Catherine R M Attard et al. Mol Ecol Resour. 2018 May.

Abstract

There has been remarkably little attention to using the high resolution provided by genotyping-by-sequencing (i.e., RADseq and similar methods) for assessing relatedness in wildlife populations. A major hurdle is the genotyping error, especially allelic dropout, often found in this type of data that could lead to downward-biased, yet precise, estimates of relatedness. Here, we assess the applicability of genotyping-by-sequencing for relatedness inferences given its relatively high genotyping error rate. Individuals of known relatedness were simulated under genotyping error, allelic dropout and missing data scenarios based on an empirical ddRAD data set, and their true relatedness was compared to that estimated by seven relatedness estimators. We found that an estimator chosen through such analyses can circumvent the influence of genotyping error, with the estimator of Ritland (Genetics Research, 67, 175) shown to be unaffected by allelic dropout and to be the most accurate when there is genotyping error. We also found that the choice of estimator should not rely solely on the strength of correlation between estimated and true relatedness as a strong correlation does not necessarily mean estimates are close to true relatedness.
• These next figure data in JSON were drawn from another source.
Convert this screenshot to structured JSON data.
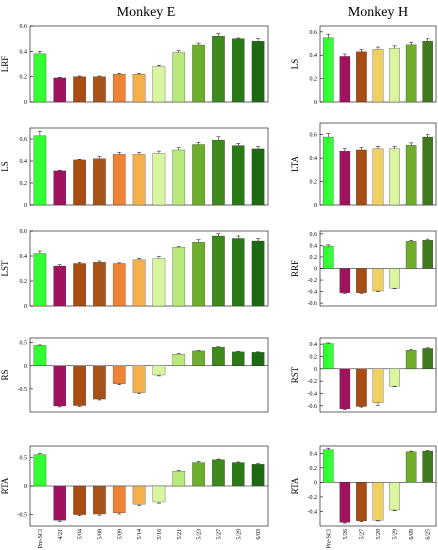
{
  "titles": {
    "left": "Monkey E",
    "right": "Monkey H"
  },
  "chart_data": [
    {
      "type": "bar",
      "group": "Monkey E",
      "ylabel": "LRF",
      "ylim": [
        0,
        0.6
      ],
      "yticks": [
        0,
        0.2,
        0.4,
        0.6
      ],
      "categories": [
        "Pre-SCI",
        "4/21",
        "5/04",
        "5/08",
        "5/09",
        "5/14",
        "5/16",
        "5/21",
        "5/23",
        "5/27",
        "5/29",
        "6/03"
      ],
      "values": [
        0.38,
        0.19,
        0.2,
        0.2,
        0.22,
        0.22,
        0.28,
        0.39,
        0.45,
        0.52,
        0.5,
        0.48
      ],
      "errors": [
        0.02,
        0.005,
        0.005,
        0.005,
        0.005,
        0.005,
        0.01,
        0.015,
        0.015,
        0.02,
        0.005,
        0.02
      ],
      "show_xticklabels": false
    },
    {
      "type": "bar",
      "group": "Monkey E",
      "ylabel": "LS",
      "ylim": [
        0,
        0.7
      ],
      "yticks": [
        0,
        0.2,
        0.4,
        0.6
      ],
      "categories": [
        "Pre-SCI",
        "4/21",
        "5/04",
        "5/08",
        "5/09",
        "5/14",
        "5/16",
        "5/21",
        "5/23",
        "5/27",
        "5/29",
        "6/03"
      ],
      "values": [
        0.63,
        0.31,
        0.41,
        0.42,
        0.46,
        0.46,
        0.47,
        0.5,
        0.55,
        0.59,
        0.54,
        0.51
      ],
      "errors": [
        0.04,
        0.005,
        0.005,
        0.02,
        0.02,
        0.02,
        0.02,
        0.02,
        0.02,
        0.03,
        0.02,
        0.02
      ],
      "show_xticklabels": false
    },
    {
      "type": "bar",
      "group": "Monkey E",
      "ylabel": "LST",
      "ylim": [
        0,
        0.6
      ],
      "yticks": [
        0,
        0.2,
        0.4,
        0.6
      ],
      "categories": [
        "Pre-SCI",
        "4/21",
        "5/04",
        "5/08",
        "5/09",
        "5/14",
        "5/16",
        "5/21",
        "5/23",
        "5/27",
        "5/29",
        "6/03"
      ],
      "values": [
        0.42,
        0.32,
        0.34,
        0.35,
        0.34,
        0.37,
        0.38,
        0.47,
        0.51,
        0.56,
        0.54,
        0.52
      ],
      "errors": [
        0.02,
        0.01,
        0.01,
        0.01,
        0.005,
        0.01,
        0.015,
        0.005,
        0.02,
        0.02,
        0.02,
        0.02
      ],
      "show_xticklabels": false
    },
    {
      "type": "bar",
      "group": "Monkey E",
      "ylabel": "RS",
      "ylim": [
        -1.0,
        0.6
      ],
      "yticks": [
        -0.5,
        0,
        0.5
      ],
      "categories": [
        "Pre-SCI",
        "4/21",
        "5/04",
        "5/08",
        "5/09",
        "5/14",
        "5/16",
        "5/21",
        "5/23",
        "5/27",
        "5/29",
        "6/03"
      ],
      "values": [
        0.44,
        -0.87,
        -0.86,
        -0.72,
        -0.39,
        -0.58,
        -0.2,
        0.25,
        0.32,
        0.4,
        0.3,
        0.29
      ],
      "errors": [
        0.01,
        0.02,
        0.02,
        0.02,
        0.02,
        0.02,
        0.02,
        0.01,
        0.01,
        0.01,
        0.01,
        0.01
      ],
      "show_xticklabels": false
    },
    {
      "type": "bar",
      "group": "Monkey E",
      "ylabel": "RTA",
      "ylim": [
        -0.7,
        0.7
      ],
      "yticks": [
        -0.5,
        0,
        0.5
      ],
      "categories": [
        "Pre-SCI",
        "4/21",
        "5/04",
        "5/08",
        "5/09",
        "5/14",
        "5/16",
        "5/21",
        "5/23",
        "5/27",
        "5/29",
        "6/03"
      ],
      "values": [
        0.55,
        -0.6,
        -0.5,
        -0.49,
        -0.47,
        -0.32,
        -0.28,
        0.26,
        0.41,
        0.46,
        0.41,
        0.38
      ],
      "errors": [
        0.02,
        0.02,
        0.02,
        0.02,
        0.02,
        0.02,
        0.02,
        0.01,
        0.02,
        0.01,
        0.01,
        0.01
      ],
      "show_xticklabels": true
    },
    {
      "type": "bar",
      "group": "Monkey H",
      "ylabel": "LS",
      "ylim": [
        0,
        0.65
      ],
      "yticks": [
        0,
        0.2,
        0.4,
        0.6
      ],
      "categories": [
        "Pre-SCI",
        "5/26",
        "5/27",
        "5/28",
        "5/29",
        "6/09",
        "6/25"
      ],
      "values": [
        0.55,
        0.39,
        0.43,
        0.45,
        0.46,
        0.49,
        0.52
      ],
      "errors": [
        0.03,
        0.02,
        0.02,
        0.02,
        0.02,
        0.02,
        0.02
      ],
      "show_xticklabels": false
    },
    {
      "type": "bar",
      "group": "Monkey H",
      "ylabel": "LTA",
      "ylim": [
        0,
        0.7
      ],
      "yticks": [
        0,
        0.2,
        0.4,
        0.6
      ],
      "categories": [
        "Pre-SCI",
        "5/26",
        "5/27",
        "5/28",
        "5/29",
        "6/09",
        "6/25"
      ],
      "values": [
        0.58,
        0.46,
        0.47,
        0.48,
        0.48,
        0.51,
        0.58
      ],
      "errors": [
        0.03,
        0.02,
        0.02,
        0.02,
        0.02,
        0.02,
        0.02
      ],
      "show_xticklabels": false
    },
    {
      "type": "bar",
      "group": "Monkey H",
      "ylabel": "RRF",
      "ylim": [
        -0.65,
        0.65
      ],
      "yticks": [
        -0.6,
        -0.4,
        -0.2,
        0,
        0.2,
        0.4,
        0.6
      ],
      "categories": [
        "Pre-SCI",
        "5/26",
        "5/27",
        "5/28",
        "5/29",
        "6/09",
        "6/25"
      ],
      "values": [
        0.39,
        -0.42,
        -0.42,
        -0.39,
        -0.34,
        0.47,
        0.49
      ],
      "errors": [
        0.02,
        0.01,
        0.01,
        0.01,
        0.01,
        0.02,
        0.02
      ],
      "show_xticklabels": false
    },
    {
      "type": "bar",
      "group": "Monkey H",
      "ylabel": "RST",
      "ylim": [
        -0.7,
        0.5
      ],
      "yticks": [
        -0.6,
        -0.4,
        -0.2,
        0,
        0.2,
        0.4
      ],
      "categories": [
        "Pre-SCI",
        "5/26",
        "5/27",
        "5/28",
        "5/29",
        "6/09",
        "6/25"
      ],
      "values": [
        0.41,
        -0.65,
        -0.61,
        -0.55,
        -0.28,
        0.3,
        0.33
      ],
      "errors": [
        0.01,
        0.01,
        0.01,
        0.04,
        0.01,
        0.01,
        0.01
      ],
      "show_xticklabels": false
    },
    {
      "type": "bar",
      "group": "Monkey H",
      "ylabel": "RTA",
      "ylim": [
        -0.6,
        0.5
      ],
      "yticks": [
        -0.4,
        -0.2,
        0,
        0.2,
        0.4
      ],
      "categories": [
        "Pre-SCI",
        "5/26",
        "5/27",
        "5/28",
        "5/29",
        "6/09",
        "6/25"
      ],
      "values": [
        0.45,
        -0.55,
        -0.53,
        -0.52,
        -0.38,
        0.42,
        0.43
      ],
      "errors": [
        0.02,
        0.01,
        0.01,
        0.01,
        0.01,
        0.01,
        0.01
      ],
      "show_xticklabels": true
    }
  ],
  "colors": {
    "Monkey E": [
      "#33ff33",
      "#a0125e",
      "#a84c14",
      "#a85418",
      "#ee8333",
      "#f5b04c",
      "#d8f5a0",
      "#b8ea7a",
      "#6fae2c",
      "#3f8a1c",
      "#2a7a18",
      "#1e6a12"
    ],
    "Monkey H": [
      "#33ff33",
      "#a0125e",
      "#a84c14",
      "#f0d060",
      "#d8f5a0",
      "#6fae2c",
      "#3f7a1c"
    ]
  }
}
We also demonstrated how even a large SNP data set with genotyping error (allelic dropout or otherwise) or missing data still performs better than a perfectly genotyped microsatellite data set of tens of markers. The simulation-based approach used here can be easily implemented by others on their own genotyping-by-sequencing data sets to confirm the most appropriate and powerful estimator for their data.

Keywords: double-digest restriction site-associated DNA; low coverage; next-generation sequencing; pedigree; population genomics; relationships.